Mario’s sons took an even more fervid tact, buying up tract after tract of primo Collio vineyard. Then they began to open wine bars; first one, in San Daniele del Friuli, and later, bars in Udine, Rome, Cortina d’Ampezzo, etc.—there’s something like twenty-six now, but more open all the time. In part, these wine bars are a conduit for the two million bottles of wine the family produces per year.

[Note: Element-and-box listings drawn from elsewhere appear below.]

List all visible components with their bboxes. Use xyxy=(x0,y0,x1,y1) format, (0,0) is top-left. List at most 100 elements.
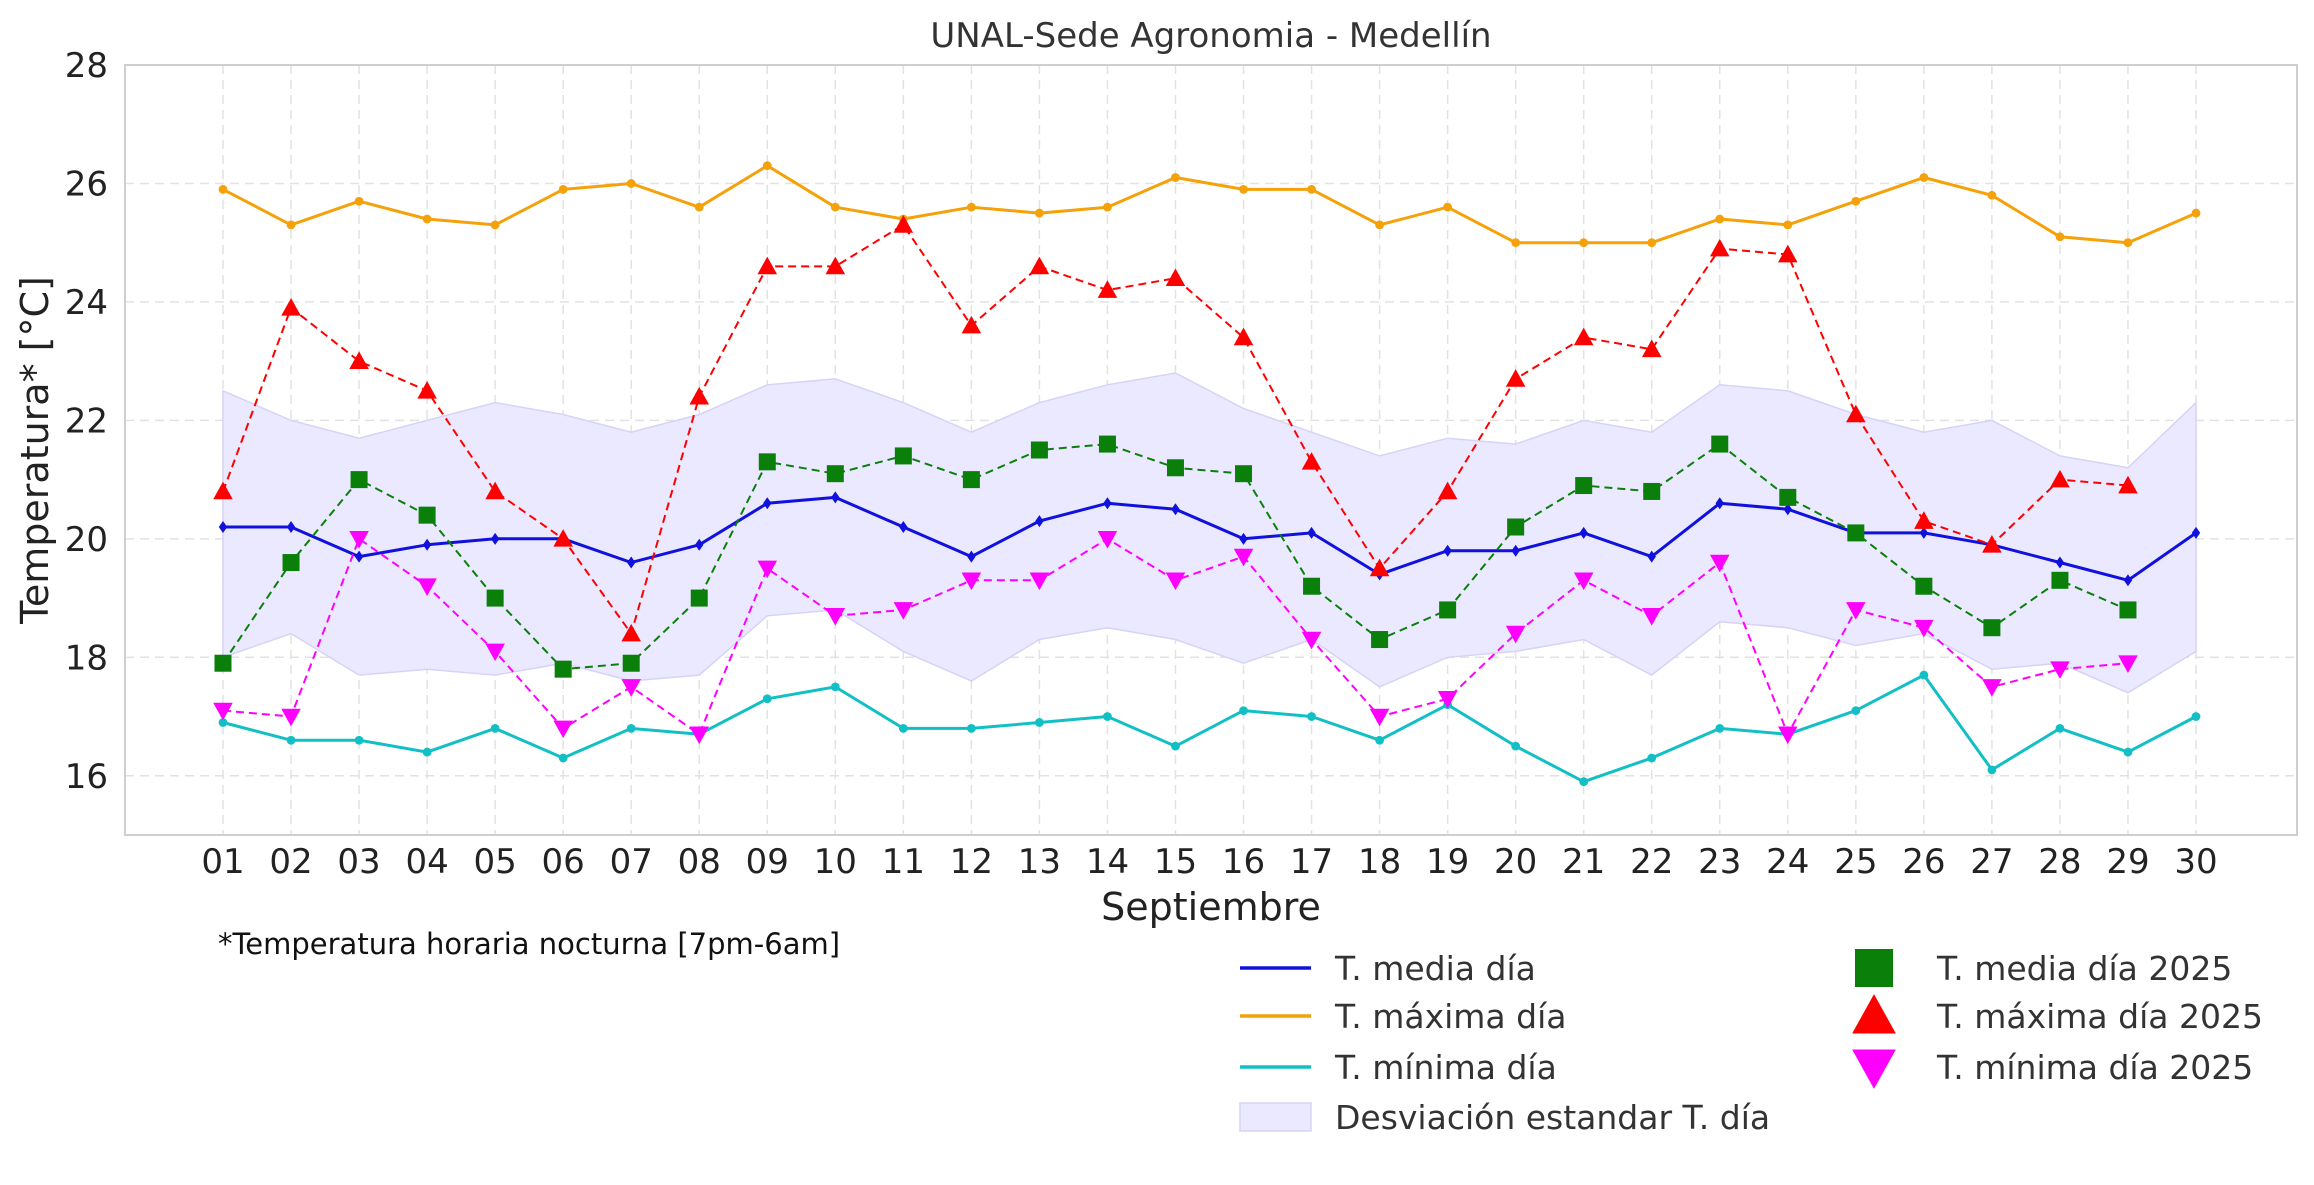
data-point xyxy=(354,196,364,206)
data-point xyxy=(2118,475,2138,494)
data-point xyxy=(1171,503,1180,516)
x-tick-label: 10 xyxy=(814,842,857,882)
data-point xyxy=(1505,625,1526,644)
data-point xyxy=(1505,369,1526,387)
data-point xyxy=(2123,238,2133,248)
data-point xyxy=(1847,524,1865,542)
data-point xyxy=(1233,548,1254,567)
x-tick-label: 15 xyxy=(1154,842,1197,882)
data-point xyxy=(2123,747,2133,757)
data-point xyxy=(490,532,500,545)
data-point xyxy=(1035,515,1044,528)
x-tick-label: 08 xyxy=(678,842,721,882)
y-tick-label: 24 xyxy=(65,283,108,323)
data-point xyxy=(422,747,432,757)
data-point xyxy=(1983,619,2001,637)
x-tick-label: 20 xyxy=(1494,842,1537,882)
data-point xyxy=(1371,631,1389,649)
data-point xyxy=(218,184,228,194)
y-tick-label: 18 xyxy=(65,638,108,678)
data-point xyxy=(2055,723,2065,733)
data-point xyxy=(349,531,369,549)
data-point xyxy=(2123,574,2133,587)
data-point xyxy=(1233,327,1254,346)
data-point xyxy=(966,202,976,212)
x-tick-label: 05 xyxy=(474,842,517,882)
data-point xyxy=(1987,765,1997,775)
data-point xyxy=(1507,518,1525,536)
series-group xyxy=(213,161,2201,787)
data-point xyxy=(490,723,500,733)
x-tick-label: 16 xyxy=(1222,842,1265,882)
data-point xyxy=(1987,190,1997,200)
data-point xyxy=(2050,469,2070,488)
x-tick-label: 29 xyxy=(2106,842,2149,882)
data-point xyxy=(893,602,914,620)
data-point xyxy=(1914,619,1934,638)
data-point xyxy=(1171,741,1180,751)
data-point xyxy=(894,447,912,465)
x-tick-label: 12 xyxy=(950,842,993,882)
data-point xyxy=(2191,712,2201,721)
data-point xyxy=(1982,534,2002,553)
data-point xyxy=(1511,544,1520,557)
legend-label: T. máxima día xyxy=(1334,997,1566,1036)
data-point xyxy=(1098,435,1116,453)
x-tick-label: 28 xyxy=(2038,842,2081,882)
data-point xyxy=(1846,602,1866,620)
x-tick-label: 09 xyxy=(746,842,789,882)
x-tick-label: 24 xyxy=(1766,842,1809,882)
data-point xyxy=(553,529,573,547)
data-point xyxy=(1647,238,1657,248)
series-line xyxy=(222,223,2129,635)
data-point xyxy=(1103,202,1112,212)
series-line xyxy=(223,495,2197,582)
data-point xyxy=(1437,481,1458,500)
data-point xyxy=(1239,184,1248,194)
data-point xyxy=(758,453,776,471)
data-point xyxy=(825,608,846,626)
data-point xyxy=(2055,232,2065,242)
data-point xyxy=(1851,196,1861,206)
data-point xyxy=(1165,268,1186,287)
data-point xyxy=(1919,670,1929,680)
plot-frame xyxy=(124,64,2298,836)
data-point xyxy=(689,726,710,745)
data-point xyxy=(1103,497,1112,510)
x-tick-label: 06 xyxy=(542,842,585,882)
data-point xyxy=(1511,741,1521,751)
data-point xyxy=(286,521,296,533)
data-point xyxy=(1778,726,1798,745)
data-point xyxy=(1307,712,1316,721)
x-axis-title: Septiembre xyxy=(1101,885,1321,929)
data-point xyxy=(282,554,300,572)
series-t-m-xima-d-a xyxy=(218,161,2201,248)
data-point xyxy=(2051,571,2069,589)
x-tick-label: 13 xyxy=(1018,842,1061,882)
data-point xyxy=(893,215,914,233)
data-point xyxy=(1171,173,1180,182)
data-point xyxy=(831,491,840,504)
data-point xyxy=(1647,550,1656,563)
data-point xyxy=(1709,554,1730,573)
data-point xyxy=(2191,526,2201,539)
series-line xyxy=(222,673,2197,784)
data-point xyxy=(1643,482,1661,500)
data-point xyxy=(1443,202,1453,212)
series-line xyxy=(222,164,2197,245)
data-point xyxy=(1711,435,1729,453)
data-point xyxy=(281,708,301,727)
data-point xyxy=(553,720,573,739)
chart-title: UNAL-Sede Agronomia - Medellín xyxy=(930,16,1491,56)
x-tick-label: 07 xyxy=(610,842,653,882)
data-point xyxy=(757,560,778,579)
data-point xyxy=(1437,690,1458,709)
series-t-media-d-a-2025 xyxy=(214,435,2137,678)
x-tick-label: 30 xyxy=(2174,842,2217,882)
data-point xyxy=(354,550,364,563)
data-point xyxy=(763,497,772,510)
data-point xyxy=(485,643,505,662)
legend-band-swatch xyxy=(1239,1102,1312,1132)
data-point xyxy=(757,256,778,275)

For a lot of waste-not-want-not Italian vintners, a production sideline is grappa, and that’s where distiller Marco—a third generation Fantinel—enters the immagine. In 2006, the ludicrously ambitious Fantinels launched the Suprema Grappa line, offering premium estate picolit, ramandolo, tocai and refosco grappas, said to embody ‘the pinnacle of Friulian grappa style’. What that means is sort of ambiguous, but the golds and double golds these grappas took at the 2009 San Francisco World Spirits Competition are not.

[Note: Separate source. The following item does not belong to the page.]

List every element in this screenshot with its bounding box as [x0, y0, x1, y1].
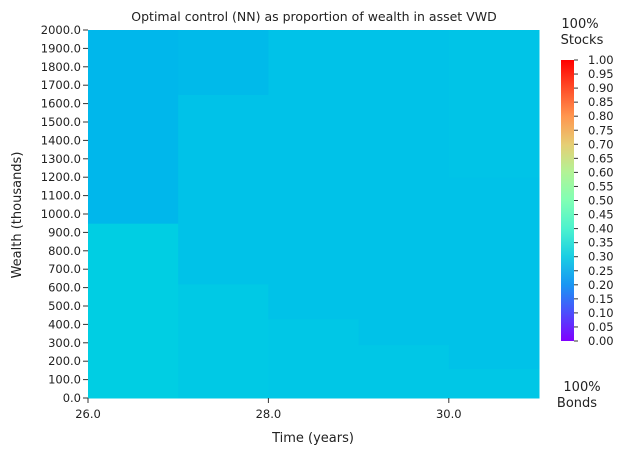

“It is nice to be rewarded for our hard work in the vineyards and now in the distillery,” says Marco in classic understatement.
So, on to the vodka.
That conte brings us back to Harry’s Bar. And Papa Hemingway. And Giuseppe Cipriani. Together, these two rogues would spend hours sipping a local, farm-distilled vodka while exchanging tall tales and short spiels, and one of the stories that Giuseppe came up with involved a twelfth century Venetian alchemist called il Bianco (the White One) who one day announced at the village tavern that he had discovered ‘the elixir of long life’. Soon enough, lords, rulers, artists and churchmen began to come from all over Italy to give the elixir a shot. The fact that none of them are still around is probably enough evidence to conclude that the alchemist was actually selling snake oil.

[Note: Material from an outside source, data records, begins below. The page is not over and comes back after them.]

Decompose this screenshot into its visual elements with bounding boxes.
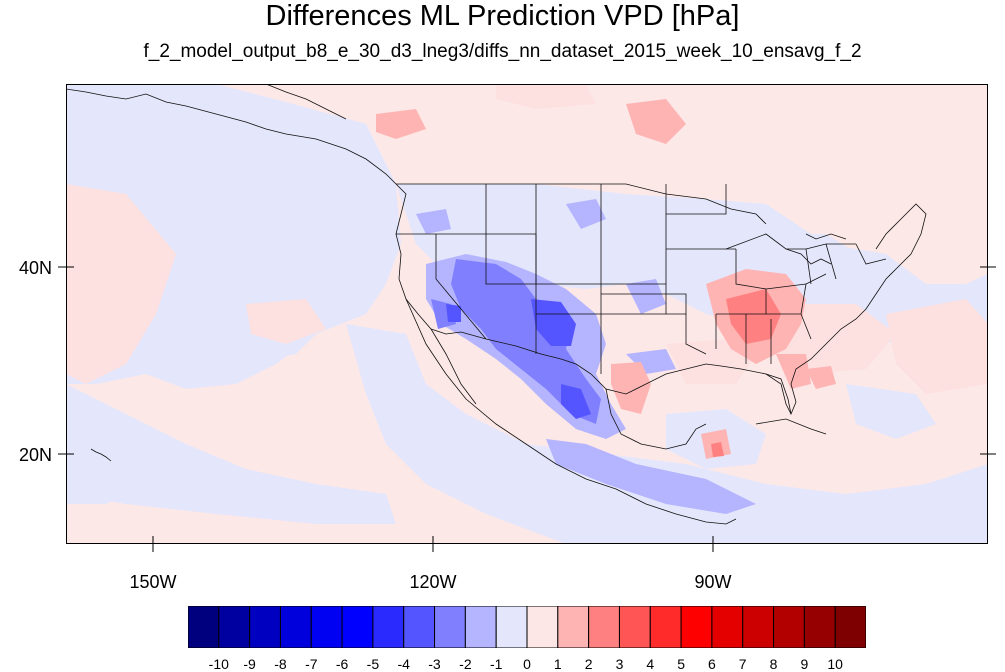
colorbar-tick-label: 4 [646, 656, 655, 672]
lon-label-150w: 150W [129, 572, 177, 592]
colorbar-box [711, 606, 744, 648]
colorbar-tick-label: -7 [305, 656, 318, 672]
lon-label-90w: 90W [694, 572, 732, 592]
map-frame [66, 84, 988, 544]
colorbar-box [495, 606, 528, 648]
colorbar-box [249, 606, 281, 648]
colorbar-tick-label: 5 [677, 656, 685, 672]
vpd-difference-map [66, 84, 988, 544]
colorbar-box [834, 606, 866, 648]
colorbar-box [188, 606, 220, 648]
colorbar-tick-label: 0 [523, 656, 531, 672]
colorbar-box [434, 606, 466, 648]
colorbar-tick-label: 8 [769, 656, 778, 672]
colorbar-tick-label: -8 [274, 656, 287, 672]
colorbar-box [218, 606, 251, 648]
colorbar-box [680, 606, 713, 648]
lat-label-40n: 40N [18, 258, 52, 278]
colorbar-tick-label: 7 [738, 656, 747, 672]
colorbar-tick-label: 1 [553, 656, 562, 672]
graticule-ticks [66, 266, 988, 544]
colorbar-tick-label: -3 [428, 656, 441, 672]
colorbar-tick-label: 3 [615, 656, 624, 672]
colorbar-box [557, 606, 590, 648]
colorbar-tick-label: -1 [489, 656, 503, 672]
colorbar-tick-label: 2 [584, 656, 593, 672]
coastlines-and-borders [66, 84, 927, 525]
colorbar-box [649, 606, 682, 648]
lon-label-120w: 120W [409, 572, 457, 592]
positive-regions-strong [711, 289, 781, 457]
colorbar [188, 606, 866, 648]
colorbar-box [742, 606, 775, 648]
colorbar-box [618, 606, 651, 648]
colorbar-box [279, 606, 312, 648]
map-subtitle: f_2_model_output_b8_e_30_d3_lneg3/diffs_… [143, 41, 862, 62]
colorbar-box [310, 606, 343, 648]
colorbar-tick-label: 6 [707, 656, 716, 672]
colorbar-tick-label: 10 [827, 656, 843, 672]
colorbar-tick-label: -9 [243, 656, 256, 672]
map-panel [66, 84, 988, 544]
colorbar-box [372, 606, 405, 648]
colorbar-tick-label: -6 [335, 656, 349, 672]
colorbar-tick-label: -10 [208, 656, 229, 672]
colorbar-box [341, 606, 374, 648]
colorbar-box [464, 606, 497, 648]
colorbar-tick-label: -5 [366, 656, 380, 672]
colorbar-box [773, 606, 805, 648]
map-title: Differences ML Prediction VPD [hPa] [265, 0, 740, 32]
colorbar-box [588, 606, 620, 648]
colorbar-box [403, 606, 436, 648]
colorbar-box [526, 606, 559, 648]
colorbar-tick-label: 9 [800, 656, 809, 672]
negative-regions-deep [446, 299, 591, 419]
lat-label-20n: 20N [18, 445, 52, 465]
colorbar-box [803, 606, 836, 648]
colorbar-tick-label: -4 [397, 656, 410, 672]
colorbar-tick-label: -2 [459, 656, 472, 672]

Now, this is not a story on the quality level of, say, Old Man And The Sea, but for some reason, it grabbed Hemingway by the infarcted heart, and he is said to have leapt to his feet and cried out, “An absurd vision, as absurd as the idea of Italian vodka!”
So, the lampadina switched on in Giuseppe’s skull, and in 1934, with Hemingway as an advisor, a batch of I Spirit Vodka was distilled.
Ratchet forward seventy-seven years. The original I Spirit has long since ceased production, but in Harry’s Bar—possibly over something farm distilled—Arrigo Cipriani and Lapo Elkann brainstormed the idea of reviving the singular beast known as Italian vodka, and, enlisting the talents of Marco Fantinel and possibly, a few euros from Francesco Cosulich, I Spirit was reborn.
And a singular beast it is: It’s actually more of a fusion of vodka and grappa, made by five-times distilling both grains and Friulian grapes. As spirit specialists will tell you, the more times you distill a liquor, the more pure it becomes, and I Spirit is as a clear as any non-polluted Venetian stream. A certain floral nuance arises, no doubt from the grapes, that make I Spirit unlike anything you’ve ever tried before in the vodka category. It’s benign but not bland, mellow but not meek and shows elegant notes of lemon, lime and almonds.
Of course, like anything with origins in Harry’s Bar, it isn’t cheap: $35 for a 750 ml., and I’ve found it online for as much as forty.
Of course, I Spirit is in a whole different league than say, Grey Goose or Stoli. It’s not a mixing vodka, not a martini base, not even something you want to pour over ice—better to keep a bottle in your freezer.
My suggestion? Grab a copy of The Moveable Feast and read it with a snifter of the singular beast.